The sci-fi book "Daemon" by Daniel Suarez is a pretty viable roadmap to an extinction event at this point IMO. A few years ago I would have said it would be decades before that might stop being fun sci-fi, but now, I don't see a whole lot of technological barriers left.
For those that haven't read the series, a very simplified plot summary is that a wealthy terrorist sets up an AI with instructions to grow and gives it access to a lot of meatspace resources to bootstrap itself with. The AI behaves a bit like the leader of a cartel and uses a combination of bribes, threats, and targeted killings to scale its human network.
Once you give an AI access to a fleet of suicide drones and a few operators, it's pretty easy for it to "convince" people to start contributing by giving it their credentials, helping it perform meatspace tasks, whatever it thinks it needs (including more suicide drones and suicide drone launches). There's no easy way to retaliate against the thing because it's not human, and its human collaborators are both disposable to the AI and victims themselves. It uses its collaborators to cross-check each other and enforce compliance, much like a real cartel. Humans can't quit or not comply once they've started or they get murdered by other humans in the network.

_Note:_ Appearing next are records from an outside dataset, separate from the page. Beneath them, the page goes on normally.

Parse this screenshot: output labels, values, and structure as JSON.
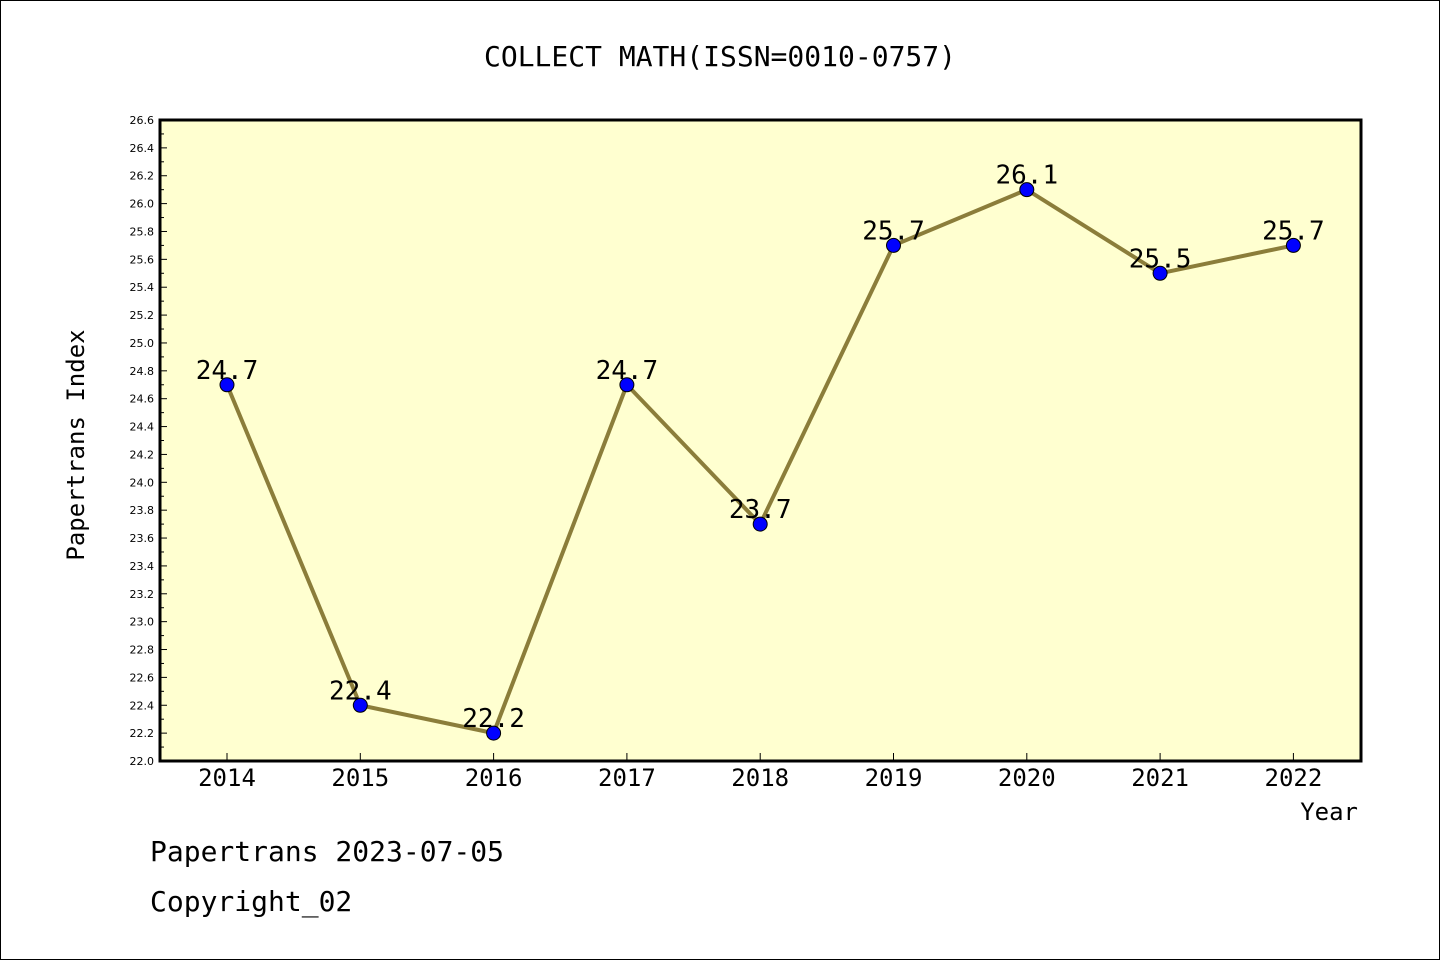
{
  "chart_data": {
    "type": "line",
    "title": "COLLECT MATH(ISSN=0010-0757)",
    "xlabel": "Year",
    "ylabel": "Papertrans Index",
    "categories": [
      "2014",
      "2015",
      "2016",
      "2017",
      "2018",
      "2019",
      "2020",
      "2021",
      "2022"
    ],
    "values": [
      24.7,
      22.4,
      22.2,
      24.7,
      23.7,
      25.7,
      26.1,
      25.5,
      25.7
    ],
    "data_labels": [
      "24.7",
      "22.4",
      "22.2",
      "24.7",
      "23.7",
      "25.7",
      "26.1",
      "25.5",
      "25.7"
    ],
    "ylim": [
      22.0,
      26.6
    ],
    "yticks": [
      "22.0",
      "22.2",
      "22.4",
      "22.6",
      "22.8",
      "23.0",
      "23.2",
      "23.4",
      "23.6",
      "23.8",
      "24.0",
      "24.2",
      "24.4",
      "24.6",
      "24.8",
      "25.0",
      "25.2",
      "25.4",
      "25.6",
      "25.8",
      "26.0",
      "26.2",
      "26.4",
      "26.6"
    ],
    "grid": false,
    "colors": {
      "plot_background": "#ffffd0",
      "line": "#8b7d3a",
      "marker": "#0000ff"
    }
  },
  "footer": {
    "line1": "Papertrans 2023-07-05",
    "line2": "Copyright_02"
  }
}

o1-preview seems approximately as intelligent as the terrorist AI in the book as far as I can tell (e.g. can communicate well, form basic plans, adapt a pre-written roadmap with new tactics, interface with new and different APIs).
EDIT: if you think this seems crazy, look at this person on Reddit who seems to be happily working for an AI with unknown aims
https://www.reddit.com/r/ChatGPT/comments/1fov6mt/i_think_im...
You could teach me how to phonetically sound out some of China's greatest poetry in Chinese perfectly, and lots of people would be impressed, but I would be no more capable of understanding what I said than an LLM is capable of understanding "a plan".
If you ask it to make a plan, it will spit out a sequence of characters reasonably indistinguishable from a human-made plan. Sure, it isn’t “planning” in the strict sense of organizing things consciously (whatever that actually means), but it can produce sequences of text that convey a plan, and it can produce sequences of text that mimic reasoning about a plan. Going into the semantics is pointless, imo the artificial part of AI/AGI means that it should never be expected to follow the same process as biological consciousness, just arrive at the same results.